I do doubt making a telomere longer would directly cause cancer because telomere dysfunction is only 1 of hundreds of subsystems in human physiology that cause senescence — like p53, for example. Telomere dysfunction itself causes termination via p53! It's just an additional checkpoint to stop unnecessary replication (an upper bound in addition to everything else) in the event that a cancerous program materializes. So longer telomeres might enable a few thousand more cell cycles but also yield gene expression that stops it more effectively if you believe that.
If cells replicated full time you'd be gray goo. Telomere dysfunction only stops the bad programs that try to turn you into gray goo. The idea that simply lengthening them somewhat through some sort of transient mechanism will cause cancer is far-fetched. On the other hand, disallowing telomerase to be expressed chronically will kill lots of cancers because they'll need to lengthen telomeres to keep creating gray goo. That's what Geron is actually working on doing after giving up on cycloastragenol awhile ago.
Wow, you're all over the place. So disorganized.
AGE accumulation is [...] unavoidable! ROS generation is also not random... it's a consequence of our human chemical constitution.
really? a consequence of our human chemical constitution? 
Well, thanks! That explains it all.
Furthermore, do a little research on AGE accumulation and its effects on normal tissue function......... i.e. stem cell activity, maintenance/healing. AGE accumulation leads to the aging phenotype.

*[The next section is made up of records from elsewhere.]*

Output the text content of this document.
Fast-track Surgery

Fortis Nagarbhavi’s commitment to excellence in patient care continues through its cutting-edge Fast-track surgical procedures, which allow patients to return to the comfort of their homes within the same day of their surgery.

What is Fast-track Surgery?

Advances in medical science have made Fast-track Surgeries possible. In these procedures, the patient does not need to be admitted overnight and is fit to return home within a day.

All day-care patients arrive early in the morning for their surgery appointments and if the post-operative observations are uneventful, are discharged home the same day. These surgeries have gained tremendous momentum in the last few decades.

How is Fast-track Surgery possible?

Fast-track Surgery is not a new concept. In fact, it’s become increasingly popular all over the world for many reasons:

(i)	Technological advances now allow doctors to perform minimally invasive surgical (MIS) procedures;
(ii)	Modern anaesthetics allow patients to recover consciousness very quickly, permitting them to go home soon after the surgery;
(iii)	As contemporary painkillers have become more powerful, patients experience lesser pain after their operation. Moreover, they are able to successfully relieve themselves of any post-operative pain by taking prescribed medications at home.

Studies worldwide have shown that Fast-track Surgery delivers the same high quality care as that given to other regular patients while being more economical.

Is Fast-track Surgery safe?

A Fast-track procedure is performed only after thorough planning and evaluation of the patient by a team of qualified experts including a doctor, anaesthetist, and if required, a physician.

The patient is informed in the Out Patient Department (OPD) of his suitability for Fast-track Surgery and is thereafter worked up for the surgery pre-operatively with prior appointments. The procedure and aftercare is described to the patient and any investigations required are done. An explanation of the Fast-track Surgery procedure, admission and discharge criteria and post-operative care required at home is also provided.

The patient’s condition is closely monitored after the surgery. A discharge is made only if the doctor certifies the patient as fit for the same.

As for negligible senescent animals..... Do you think the biochemistry of a lobster or rockfish is comparable to a mouse or a human?
Oh! so you're saying that AGEs is actually responsible for aging?! Explain please why does not it accumulate in animals with negligible senescence.
And if you don't like lobster or rockfish, take an albatross, a whale, or a turtle.
Better yet, explain why a lab mouse and a naked mole-rat have such vastly different lifespans. According to you, due to their very similar ratty "chemical constitutions" they should have the same levels of AGEs and ROS in the same timeframe. Why don't they?
So it's both. Random. By design. Both.
Well, it depends. There was a good article posted recently on this very topic. You guys should read it. It discussed a wide variation in how different animals age, if at all. Exactly this wide difference in aging phenotypes among various species proves that aging is controlled genetically. Think about it. If it were otherwise, everyone would age at about the same rate, depending on their metabolic rate and exposure to environmental stresses. And, while overall, various species of about the same size would have about the same lifespans, at the same time, there would be a wide variation in natural lifespan among individuals of the same species (depending on their individual "rate of living"). Instead, an aging species lifespan is tightly controlled genetically. But read for yourselves: Principles of alternative gerontology, 2016
Edited by Logjam, 02 May 2016 - 12:27 AM.